In another effort, 897,963 commercial claims from multiple commercial auto writers during 2012-2015 were analyzed, looking specifically at unrelated claimants. Between six to 12 percent of the claims paid were associated with individuals who also had a match from another industry. Additionally, the average amount incurred for these claims was almost twice the overall average. The analysis showed that about three percent of the claimants indicated some type of suspicious activity.
Seeing the relationships between claimants, service providers and other data can help flag fraudulent claims sooner. (Photo: Shutterstock)
An effective insurance fraud-fighting strategy comprises six factors:
1. The continuous evaluation of every claim.
2. Predictive analytics.
3. Internal and external data set usage.
4. The application of usage watch lists and business rules.
5. A seamless workflow integration.
6. Special investigative tools.
Claims are living entities. Fresh information constantly becomes available and automation assists with looking at new and existing claims throughout their life. Predictive analytics takes the data and identifies patterns, utilizes models and predicts future outcomes, providing a potential fraud “early warning system” for adjusters.
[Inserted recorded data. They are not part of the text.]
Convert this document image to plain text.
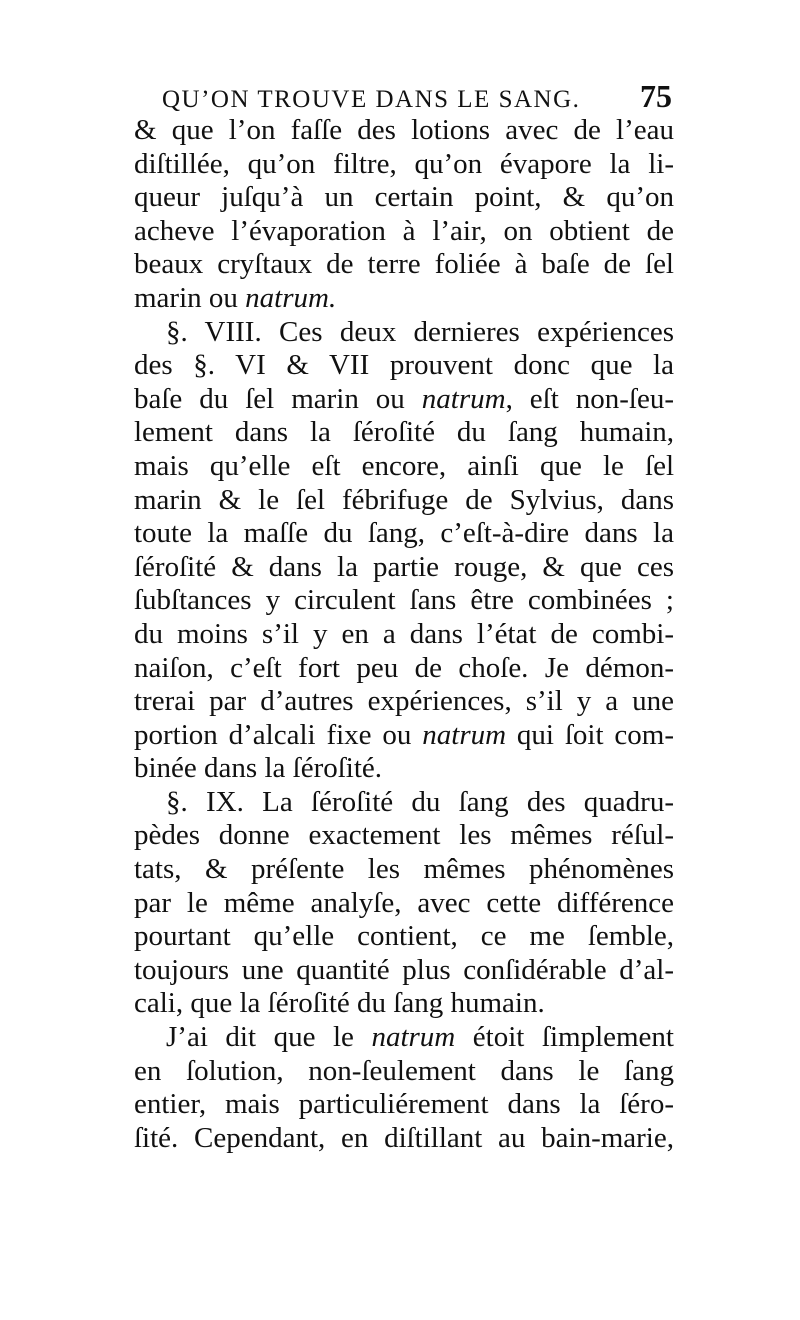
QU’ON TROUVE DANS LE SANG. 75
& que l’on faſſe des lotions avec de l’eau
diſtillée, qu’on filtre, qu’on évapore la li-
queur juſqu’à un certain point, & qu’on
acheve l’évaporation à l’air, on obtient de
beaux cryſtaux de terre foliée à baſe de ſel
marin ou natrum.
§. VIII. Ces deux dernieres expériences
des §. VI & VII prouvent donc que la
baſe du ſel marin ou natrum, eſt non-ſeu-
lement dans la ſéroſité du ſang humain,
mais qu’elle eſt encore, ainſi que le ſel
marin & le ſel fébrifuge de Sylvius, dans
toute la maſſe du ſang, c’eſt-à-dire dans la
ſéroſité & dans la partie rouge, & que ces
ſubſtances y circulent ſans être combinées ;
du moins s’il y en a dans l’état de combi-
naiſon, c’eſt fort peu de choſe. Je démon-
trerai par d’autres expériences, s’il y a une
portion d’alcali fixe ou natrum qui ſoit com-
binée dans la ſéroſité.
§. IX. La ſéroſité du ſang des quadru-
pèdes donne exactement les mêmes réſul-
tats, & préſente les mêmes phénomènes
par le même analyſe, avec cette différence
pourtant qu’elle contient, ce me ſemble,
toujours une quantité plus conſidérable d’al-
cali, que la ſéroſité du ſang humain.
J’ai dit que le natrum étoit ſimplement
en ſolution, non-ſeulement dans le ſang
entier, mais particuliérement dans la ſéro-
ſité. Cependant, en diſtillant au bain-marie,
Having access to information in the larger insurance community and beyond could be transformational for the industry, along with structured data (like Social Security numbers) and unstructured data (like file notes). Usage watch lists and business rules amplify the value of these data sets to further illuminate fraudulent activity.
With information like this, an SIU can better focus resources on the claims that have the potential to be fraudulent, and claims executives can rest a ittle easier knowing their program has added depth and breadth through insight both within insurance and from peers in other industries.